The report further shows how infrastructure and process reform work together to create predictable pathways for trade. According to the Sustainable and Efficient Transport Infrastructure Portfolio Independent Evaluation Report, investments in ports, border posts and corridor-support systems -including upgrades at Uganda’s Elegu, Goli and Mahagi-cut clearance times by 83%, 58% and 63% respectively. In Rwanda and eastern DRC, the newly completed Rubavu Port has strengthened connections between Horn-Great Lakes markets and moved two thirds of its annual target within three months.

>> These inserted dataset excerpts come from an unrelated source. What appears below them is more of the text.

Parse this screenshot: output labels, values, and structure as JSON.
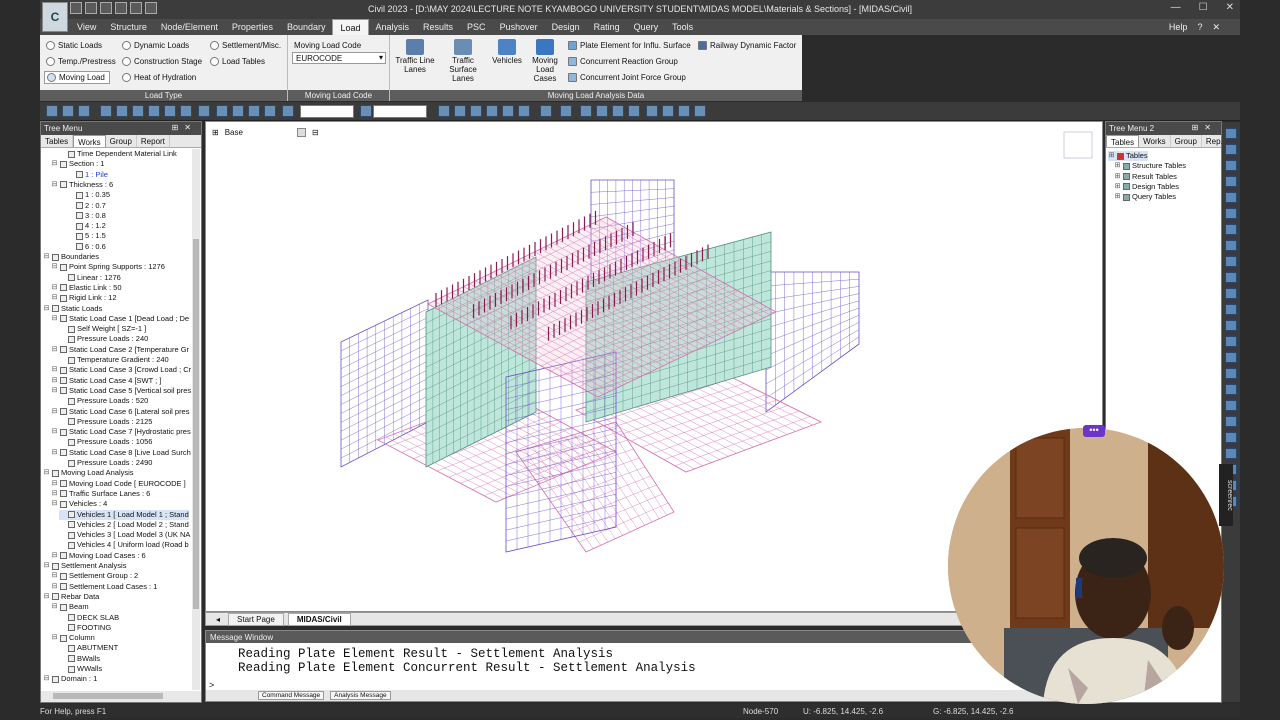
{
  "window": {
    "title": "Civil 2023 - [D:\\MAY 2024\\LECTURE NOTE KYAMBOGO UNIVERSITY STUDENT\\MIDAS MODEL\\Materials & Sections] - [MIDAS/Civil]",
    "help": "Help",
    "logo": "C"
  },
  "menu": [
    "View",
    "Structure",
    "Node/Element",
    "Properties",
    "Boundary",
    "Load",
    "Analysis",
    "Results",
    "PSC",
    "Pushover",
    "Design",
    "Rating",
    "Query",
    "Tools"
  ],
  "ribbon": {
    "load_type": {
      "label": "Load Type",
      "col1": [
        "Static Loads",
        "Temp./Prestress",
        "Moving Load"
      ],
      "col2": [
        "Dynamic Loads",
        "Construction Stage",
        "Heat of Hydration"
      ],
      "col3": [
        "Settlement/Misc.",
        "Load Tables"
      ]
    },
    "moving_load_code": {
      "label": "Moving Load Code",
      "title": "Moving Load Code",
      "value": "EUROCODE"
    },
    "analysis_data": {
      "label": "Moving Load Analysis Data",
      "traffic_line_1": "Traffic Line",
      "traffic_line_2": "Lanes",
      "traffic_surface_1": "Traffic Surface",
      "traffic_surface_2": "Lanes",
      "vehicles": "Vehicles",
      "moving_cases_1": "Moving",
      "moving_cases_2": "Load Cases",
      "plate_element": "Plate Element for Influ. Surface",
      "concurrent_reaction": "Concurrent Reaction Group",
      "concurrent_joint": "Concurrent Joint Force Group",
      "railway": "Railway Dynamic Factor"
    }
  },
  "tree_menu": {
    "title": "Tree Menu",
    "tabs": [
      "Tables",
      "Works",
      "Group",
      "Report"
    ],
    "active_tab": "Works",
    "nodes": [
      {
        "t": "Time Dependent Material Link",
        "lvl": 2
      },
      {
        "t": "Section : 1",
        "lvl": 1
      },
      {
        "t": "1 : Pile",
        "lvl": 3
      },
      {
        "t": "Thickness : 6",
        "lvl": 1
      },
      {
        "t": "1 : 0.35",
        "lvl": 3
      },
      {
        "t": "2 : 0.7",
        "lvl": 3
      },
      {
        "t": "3 : 0.8",
        "lvl": 3
      },
      {
        "t": "4 : 1.2",
        "lvl": 3
      },
      {
        "t": "5 : 1.5",
        "lvl": 3
      },
      {
        "t": "6 : 0.6",
        "lvl": 3
      },
      {
        "t": "Boundaries",
        "lvl": 0
      },
      {
        "t": "Point Spring Supports : 1276",
        "lvl": 1
      },
      {
        "t": "Linear : 1276",
        "lvl": 2
      },
      {
        "t": "Elastic Link : 50",
        "lvl": 1
      },
      {
        "t": "Rigid Link : 12",
        "lvl": 1
      },
      {
        "t": "Static Loads",
        "lvl": 0
      },
      {
        "t": "Static Load Case 1 [Dead Load ; De",
        "lvl": 1
      },
      {
        "t": "Self Weight [ SZ=-1 ]",
        "lvl": 2
      },
      {
        "t": "Pressure Loads : 240",
        "lvl": 2
      },
      {
        "t": "Static Load Case 2 [Temperature Gr",
        "lvl": 1
      },
      {
        "t": "Temperature Gradient : 240",
        "lvl": 2
      },
      {
        "t": "Static Load Case 3 [Crowd Load ; Cr",
        "lvl": 1
      },
      {
        "t": "Static Load Case 4 [SWT ; ]",
        "lvl": 1
      },
      {
        "t": "Static Load Case 5 [Vertical soil pres",
        "lvl": 1
      },
      {
        "t": "Pressure Loads : 520",
        "lvl": 2
      },
      {
        "t": "Static Load Case 6 [Lateral soil pres",
        "lvl": 1
      },
      {
        "t": "Pressure Loads : 2125",
        "lvl": 2
      },
      {
        "t": "Static Load Case 7 [Hydrostatic pres",
        "lvl": 1
      },
      {
        "t": "Pressure Loads : 1056",
        "lvl": 2
      },
      {
        "t": "Static Load Case 8 [Live Load Surch",
        "lvl": 1
      },
      {
        "t": "Pressure Loads : 2490",
        "lvl": 2
      },
      {
        "t": "Moving Load Analysis",
        "lvl": 0
      },
      {
        "t": "Moving Load Code [ EUROCODE ]",
        "lvl": 1
      },
      {
        "t": "Traffic Surface Lanes : 6",
        "lvl": 1
      },
      {
        "t": "Vehicles : 4",
        "lvl": 1
      },
      {
        "t": "Vehicles 1 [ Load Model 1 ; Stand",
        "lvl": 2,
        "sel": true
      },
      {
        "t": "Vehicles 2 [ Load Model 2 ; Stand",
        "lvl": 2
      },
      {
        "t": "Vehicles 3 [ Load Model 3 (UK NA",
        "lvl": 2
      },
      {
        "t": "Vehicles 4 [ Uniform load (Road b",
        "lvl": 2
      },
      {
        "t": "Moving Load Cases : 6",
        "lvl": 1
      },
      {
        "t": "Settlement Analysis",
        "lvl": 0
      },
      {
        "t": "Settlement Group : 2",
        "lvl": 1
      },
      {
        "t": "Settlement Load Cases : 1",
        "lvl": 1
      },
      {
        "t": "Rebar Data",
        "lvl": 0
      },
      {
        "t": "Beam",
        "lvl": 1
      },
      {
        "t": "DECK SLAB",
        "lvl": 2
      },
      {
        "t": "FOOTING",
        "lvl": 2
      },
      {
        "t": "Column",
        "lvl": 1
      },
      {
        "t": "ABUTMENT",
        "lvl": 2
      },
      {
        "t": "BWalls",
        "lvl": 2
      },
      {
        "t": "WWalls",
        "lvl": 2
      },
      {
        "t": "Domain : 1",
        "lvl": 0
      }
    ]
  },
  "tree_menu2": {
    "title": "Tree Menu 2",
    "tabs": [
      "Tables",
      "Works",
      "Group",
      "Rep..."
    ],
    "nodes": [
      "Tables",
      "Structure Tables",
      "Result Tables",
      "Design Tables",
      "Query Tables"
    ]
  },
  "viewport": {
    "view_label": "Base",
    "tabs": [
      "Start Page",
      "MIDAS/Civil"
    ]
  },
  "message_window": {
    "title": "Message Window",
    "lines": [
      "Reading Plate Element Result - Settlement Analysis",
      "Reading Plate Element Concurrent Result - Settlement Analysis"
    ],
    "prompt": ">",
    "tabs": [
      "Command Message",
      "Analysis Message"
    ]
  },
  "status": {
    "help": "For Help, press F1",
    "node": "Node-570",
    "ucs": "U: -6.825, 14.425, -2.6",
    "global": "G: -6.825, 14.425, -2.6"
  },
  "overlay": {
    "recorder": "screenrec",
    "more": "•••"
  },
  "colors": {
    "mesh": "#6a4fc8",
    "mesh_pink": "#d66bb0",
    "wall_fill": "#bfe6da",
    "load_arrows": "#8a1a50",
    "active_tab": "#f4f4f4"
  }
}
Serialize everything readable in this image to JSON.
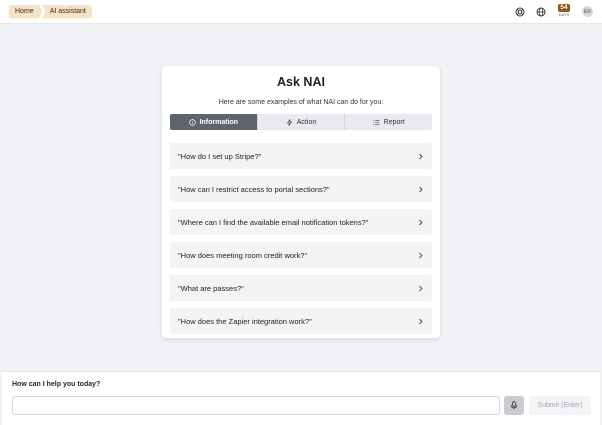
{
  "breadcrumb": [
    "Home",
    "AI assistant"
  ],
  "topbar": {
    "icons": [
      "help-lifebuoy-icon",
      "globe-icon"
    ],
    "days_left": "54",
    "days_label": "DAYS",
    "avatar_initials": "ER"
  },
  "card": {
    "title": "Ask NAI",
    "subtitle": "Here are some examples of what NAI can do for you:",
    "tabs": [
      {
        "label": "Information",
        "icon": "info-icon",
        "active": true
      },
      {
        "label": "Action",
        "icon": "lightning-icon",
        "active": false
      },
      {
        "label": "Report",
        "icon": "list-icon",
        "active": false
      }
    ],
    "examples": [
      "\"How do I set up Stripe?\"",
      "\"How can I restrict access to portal sections?\"",
      "\"Where can I find the available email notification tokens?\"",
      "\"How does meeting room credit work?\"",
      "\"What are passes?\"",
      "\"How does the Zapier integration work?\""
    ]
  },
  "prompt": {
    "label": "How can I help you today?",
    "value": "",
    "placeholder": "",
    "submit_label": "Submit (Enter)"
  },
  "colors": {
    "accent": "#5d6470",
    "breadcrumb_bg": "#f6e3c7",
    "badge": "#8a5a15",
    "page_bg": "#f1f2f6"
  }
}
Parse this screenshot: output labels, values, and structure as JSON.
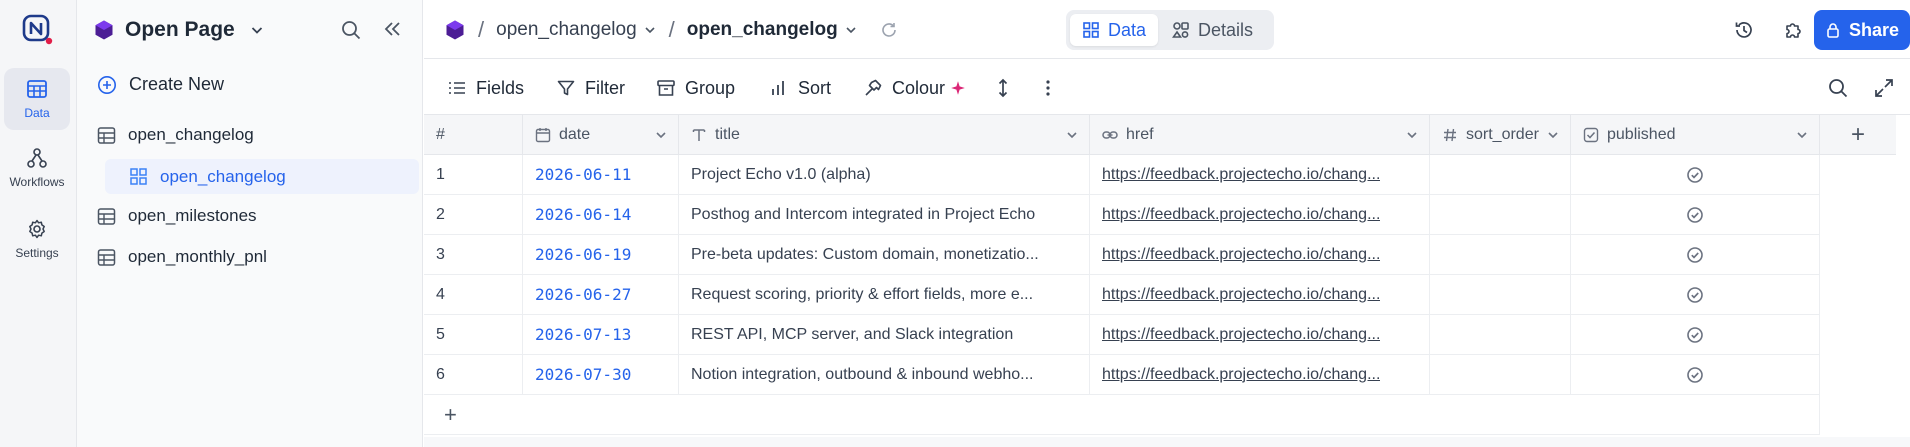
{
  "rail": {
    "items": [
      {
        "label": "Data",
        "icon": "table-icon"
      },
      {
        "label": "Workflows",
        "icon": "workflow-icon"
      },
      {
        "label": "Settings",
        "icon": "gear-icon"
      }
    ]
  },
  "sidebar": {
    "workspace": "Open Page",
    "create_new": "Create New",
    "tables": [
      {
        "label": "open_changelog"
      },
      {
        "label": "open_changelog"
      },
      {
        "label": "open_milestones"
      },
      {
        "label": "open_monthly_pnl"
      }
    ]
  },
  "header": {
    "breadcrumb_base": "open_changelog",
    "breadcrumb_view": "open_changelog",
    "tabs": {
      "data": "Data",
      "details": "Details"
    },
    "share": "Share"
  },
  "toolbar": {
    "fields": "Fields",
    "filter": "Filter",
    "group": "Group",
    "sort": "Sort",
    "colour": "Colour"
  },
  "table": {
    "columns": {
      "index": "#",
      "date": "date",
      "title": "title",
      "href": "href",
      "sort_order": "sort_order",
      "published": "published"
    },
    "rows": [
      {
        "n": "1",
        "date": "2026-06-11",
        "title": "Project Echo v1.0 (alpha)",
        "href": "https://feedback.projectecho.io/chang...",
        "sort_order": "",
        "published": true
      },
      {
        "n": "2",
        "date": "2026-06-14",
        "title": "Posthog and Intercom integrated in Project Echo",
        "href": "https://feedback.projectecho.io/chang...",
        "sort_order": "",
        "published": true
      },
      {
        "n": "3",
        "date": "2026-06-19",
        "title": "Pre-beta updates: Custom domain, monetizatio...",
        "href": "https://feedback.projectecho.io/chang...",
        "sort_order": "",
        "published": true
      },
      {
        "n": "4",
        "date": "2026-06-27",
        "title": "Request scoring, priority & effort fields, more e...",
        "href": "https://feedback.projectecho.io/chang...",
        "sort_order": "",
        "published": true
      },
      {
        "n": "5",
        "date": "2026-07-13",
        "title": "REST API, MCP server, and Slack integration",
        "href": "https://feedback.projectecho.io/chang...",
        "sort_order": "",
        "published": true
      },
      {
        "n": "6",
        "date": "2026-07-30",
        "title": "Notion integration, outbound & inbound webho...",
        "href": "https://feedback.projectecho.io/chang...",
        "sort_order": "",
        "published": true
      }
    ],
    "add_row": "+",
    "add_column": "+"
  },
  "colors": {
    "accent": "#2563eb",
    "logo_dot": "#e11d48",
    "cube": "#4c1d95",
    "sparkle": "#db2777"
  }
}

In West Africa, corridor work is progressing toward integrated customs systems and SPS readiness, supporting long-term interoperability across ECOWAS trade corridors.

Board Chair, H.E. Hailemariam Desalegn Boshe

H.E. Hailemariam Desalegn Boshe, TradeMark Africa Board Chair and former Prime Minister of Ethiopia, observed that competitiveness is increasingly shaped at the border. “NTBs restrict African trade far more than tariffs. Aligning standards, reducing discretion and resolving NTBs are essential if Africa is to build regional value chains. Africa’s credibility in trade is won or lost at the border,” he said.

During the reporting period, TMA-supported reforms enabled firms across Africa to realise significant trade gains, with a combined $408.06 million in reported trade, sales and tender values facilitated through strengthened standards systems, streamlined border processes and expanded digital certification platforms. This reflects the value of exports and cross-border trade flows supported during the year, spanning horticulture, grains, livestock and manufactured products-sectors where improved testing, faster certification cycles and more predictable clearance procedures allowed traders and exporters to access markets with greater consistency. The results demonstrate how system functionality directly contributes to increased trade volumes, improved market access and stronger participation of SMEs in regional and global value chains.

David Beer, CEO TradeMark Africa

David Beer, Chief Executive Officer of TradeMark Africa, said: “Today’s trade barriers are procedural rather than tariff based. Standards and SPS requirements now govern most global trade. Our focus is on turning them into a gateway to markets, not a source of delay. Trade succeeds when systems work together, when laboratory capacity is credible, digital systems reduce discretion and clearance processes align across borders.”

The reforms are widening participation across regions. During FY2024-25, thousands of small-scale traders and SMEs accessed markets more safely and formally, while digital and regulatory systems reduced approval times and reliance on intermediaries. These shifts matter most for women and youth led enterprises with limited capacity to absorb delays.

The test of reform is not alignment on paper but outcomes in practice,” Mr Beer concluded. “When standards reduce rejections, NTBs are resolved and clearance times fall, trade becomes predictable.”

TradeMark Africa’s Strategy 3 continues to prioritise consistent application of harmonised standards, credible NTB monitoring systems and the expansion of digital trade platforms that reduce discretion and uncertainty across regions.